Many in the online gambling industry weren't too worried when the U.S. flexed its legislative muscle earlier this month and passed a bill in the House of Representatives that would explicitly outlaw Internet betting. Some viewed it as a clarification of a law already on the books, while others said it had little chance of being signed into law. Shares in some online gaming companies barely budged on the news (see BusinessWeek.com, 7/12/2006, "Betting Against Online Gambling").

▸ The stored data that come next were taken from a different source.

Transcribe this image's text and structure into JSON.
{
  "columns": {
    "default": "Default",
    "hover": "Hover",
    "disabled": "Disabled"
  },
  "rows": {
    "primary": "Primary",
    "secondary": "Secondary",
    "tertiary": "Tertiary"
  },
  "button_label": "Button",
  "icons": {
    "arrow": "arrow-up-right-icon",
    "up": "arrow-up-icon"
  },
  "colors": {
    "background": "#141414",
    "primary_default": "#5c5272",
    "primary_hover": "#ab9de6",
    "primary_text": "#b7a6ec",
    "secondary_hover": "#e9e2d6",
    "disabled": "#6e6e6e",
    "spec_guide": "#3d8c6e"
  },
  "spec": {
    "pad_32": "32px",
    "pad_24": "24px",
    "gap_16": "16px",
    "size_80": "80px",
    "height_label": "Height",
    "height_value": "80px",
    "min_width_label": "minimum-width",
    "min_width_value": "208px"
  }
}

But a display of U.S. law enforcement bravado that hit newswires on July 18 gave the industry plenty to fret about and spooked investors in a big way. U.S. prosecutors in St. Louis had charged BETonSPORTS CEO David Carruthers with racketeering and fraud for allowing U.S. citizens to gamble on his site. London-based Sportingbet (SBT.L) saw a 35% drop in shares, and shares of Vienna-based BETandWIN plunged (BWIN.VI) 24%. Shares of Gibraltar-based PartyGaming (PRTY), owner of the popular Party Poker, Party Casino, and StarLuck sites, fell 17%.

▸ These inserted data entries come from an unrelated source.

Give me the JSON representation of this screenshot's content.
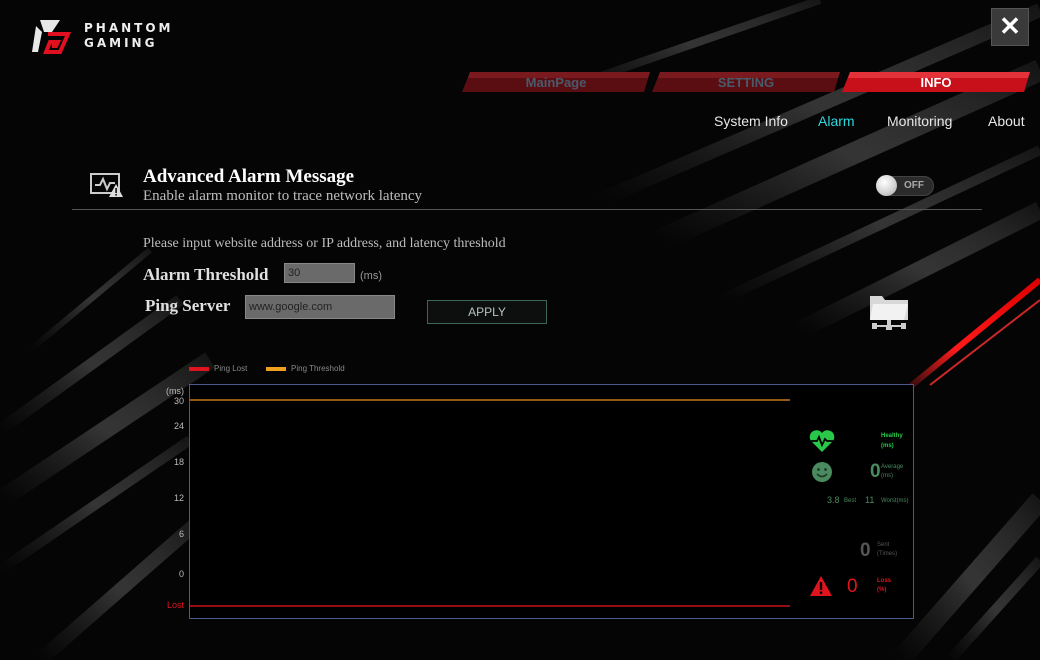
{
  "brand": {
    "line1": "PHANTOM",
    "line2": "GAMING"
  },
  "window": {
    "close_label": "✕"
  },
  "main_tabs": [
    {
      "label": "MainPage"
    },
    {
      "label": "SETTING"
    },
    {
      "label": "INFO"
    }
  ],
  "sub_nav": [
    {
      "label": "System Info"
    },
    {
      "label": "Alarm"
    },
    {
      "label": "Monitoring"
    },
    {
      "label": "About"
    }
  ],
  "alarm": {
    "title": "Advanced Alarm Message",
    "subtitle": "Enable alarm monitor to trace network latency",
    "toggle_label": "OFF",
    "instructions": "Please input website address or IP address, and latency threshold",
    "threshold_label": "Alarm Threshold",
    "threshold_value": "30",
    "threshold_unit": "(ms)",
    "ping_label": "Ping Server",
    "ping_value": "www.google.com",
    "apply_label": "APPLY"
  },
  "chart_data": {
    "type": "line",
    "legend": [
      "Ping Lost",
      "Ping Threshold"
    ],
    "ylabel": "(ms)",
    "y_ticks": [
      "30",
      "24",
      "18",
      "12",
      "6",
      "0",
      "Lost"
    ],
    "series": [
      {
        "name": "Ping Threshold",
        "values": [
          30,
          30
        ],
        "color": "#c07a1a"
      },
      {
        "name": "Ping Lost",
        "values": [
          "Lost",
          "Lost"
        ],
        "color": "#c8101a"
      }
    ],
    "legend_colors": [
      "#e0141e",
      "#f0a020"
    ]
  },
  "stats": {
    "healthy_label": "Healthy",
    "healthy_unit": "(ms)",
    "average_value": "0",
    "average_label": "Average",
    "average_unit": "(ms)",
    "best_value": "3.8",
    "best_label": "Best",
    "worst_value": "11",
    "worst_label": "Worst(ms)",
    "sent_value": "0",
    "sent_label": "Sent",
    "sent_unit": "(Times)",
    "loss_value": "0",
    "loss_label": "Loss",
    "loss_unit": "(%)"
  },
  "colors": {
    "accent_red": "#c8101a",
    "active_nav": "#2fd7df",
    "healthy_green": "#29c84a"
  }
}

ANGRY BRITS. U.S. supporters of the $12 billion-a-year Internet betting industry were defiant in the face of the government's latest act, which specifically targets sports betting and not casino betting. Though the U.S. Justice Dept. considers most types of online betting illegal, wagering on sports is more clearly outlawed by the 1961 Wire Act. Until the House bill or similar legislation becomes law, online casino betting is in a gray area legally.
"The Department of Justice has said all online gambling is illegal; however, the only ones they have prosecuted are sports betting organizations," says Frank Catania, president of New Jersey-based Catania Consultancy, which specializes in gaming. "I don't think the people who bet online are going to be nervous at all. I think the people who will be nervous are the people who own the companies."

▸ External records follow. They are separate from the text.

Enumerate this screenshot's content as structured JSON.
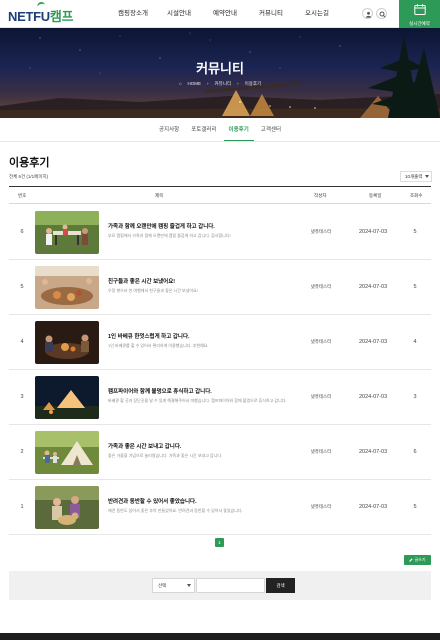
{
  "header": {
    "logo_part1": "NETFU",
    "logo_part2": "캠프",
    "nav": [
      "캠핑장소개",
      "시설안내",
      "예약안내",
      "커뮤니티",
      "오시는길"
    ],
    "reserve_label": "실시간예약",
    "colors": {
      "accent": "#2e9a57",
      "logo_blue": "#1f3f7a"
    }
  },
  "hero": {
    "title": "커뮤니티",
    "breadcrumb": [
      "HOME",
      "커뮤니티",
      "이용후기"
    ]
  },
  "tabs": [
    {
      "label": "공지사항",
      "active": false
    },
    {
      "label": "포토갤러리",
      "active": false
    },
    {
      "label": "이용후기",
      "active": true
    },
    {
      "label": "고객센터",
      "active": false
    }
  ],
  "page": {
    "title": "이용후기",
    "total": "전체 6건 (1/1페이지)",
    "sort_selected": "10개출력"
  },
  "table": {
    "columns": [
      "번호",
      "제목",
      "작성자",
      "등록일",
      "조회수"
    ],
    "rows": [
      {
        "no": "6",
        "title": "가족과 함께 오랜만에 캠핑 즐겁게 하고 갑니다.",
        "excerpt": "부모 캠핑에서 가족과 함께 오랜만에 캠핑 즐겁게 하고 갑니다. 감사합니다!",
        "author": "넷퓨테스터",
        "date": "2024-07-03",
        "views": "5"
      },
      {
        "no": "5",
        "title": "친구들과 좋은 시간 보냈어요!",
        "excerpt": "우정 쌓으러 친 여행에서 친구들과 좋은 시간 보냈어요!",
        "author": "넷퓨테스터",
        "date": "2024-07-03",
        "views": "5"
      },
      {
        "no": "4",
        "title": "1인 바베큐 한껏스럽게 하고 갑니다.",
        "excerpt": "1인 바베큐를 할 수 있어서 편리하게 이용했습니다. 추천해요.",
        "author": "넷퓨테스터",
        "date": "2024-07-03",
        "views": "4"
      },
      {
        "no": "3",
        "title": "캠프파이어와 함께 불멍으로 휴식하고 갑니다.",
        "excerpt": "바베큐 할 곳과 장단곳을 날 수 있게 해결해주어서 마했습니다. 캠프파이어와 함께 불멍으로 휴식하고 갑니다.",
        "author": "넷퓨테스터",
        "date": "2024-07-03",
        "views": "3"
      },
      {
        "no": "2",
        "title": "가족과 좋은 시간 보내고 갑니다.",
        "excerpt": "좋은 가을을 기념으로 놀러왔습니다. 가족과 좋은 시간 보내고 갑니다.",
        "author": "넷퓨테스터",
        "date": "2024-07-03",
        "views": "6"
      },
      {
        "no": "1",
        "title": "반려견과 동반할 수 있어서 좋았습니다.",
        "excerpt": "애견 동반도 있어서 좋은 추억 만들었어요. 반려견과 동반할 수 있어서 좋았습니다.",
        "author": "넷퓨테스터",
        "date": "2024-07-03",
        "views": "5"
      }
    ]
  },
  "pagination": {
    "current": "1"
  },
  "write_button": "글쓰기",
  "search": {
    "select_label": "선택",
    "input_value": "",
    "button_label": "검색"
  }
}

In fact, many British executives are already incensed about the U.S. government's recent willingness to target British citizens and executives. Last month, 100 executives gathered in the streets of London to protest a treaty between the U.S. and Britain that was originally intended to aid in the prosecution of terrorism suspects. The treaty was used this month to extradite three NatWest bankers involved in the Enron scandal (see BusinessWeek.com, 7/24/06, "Handcuffs Across the Water").
According to BETonSPORTS, U.S. law enforcement detained Carruthers as he changed planes in Dallas on a trip from the U.K. to Costa Rica. The U.S. has also issued a warrant for BETonSPORTS founder Gary Kaplan, who lives in Costa Rica, according to press reports.
SERIOUSLY SCARY. This latest action signals that the U.S. wants to prohibit online gambling rather than merely regulate it, which is what many other countries do, including Britain. On July 18, the day after Carruthers was detained, regulators in Britain decided to allow gambling Web sites to advertise on television by 2007.
Whether the moves against Carruthers and Kaplan are harbingers of further law enforcement actions against online betting shop operators is unclear. Investors, however, have reason to be concerned. U.S. citizens account for more than half of the online gambling industry's revenue. A crackdown could scare off American gamblers, many of whom may view the U.S.'s latest action as showing the government is increasingly willing to prosecute people who break anti-gambling laws. Some U.S. gamblers are already sweating the House bill which, if passed, would give credit card companies added cause to decline wagering transactions.
Still, there are those who warn that a more serious U.S. crackdown could have an opposite effect: fueling the popularity of online gambling. "Will it scare people away? I don't know," says Keith Furlong, deputy director of the Interactive Gaming Council, a Canada-based organization that advocates for gambling regulation. "Or is it giving an awareness that this type of gaming is available online?"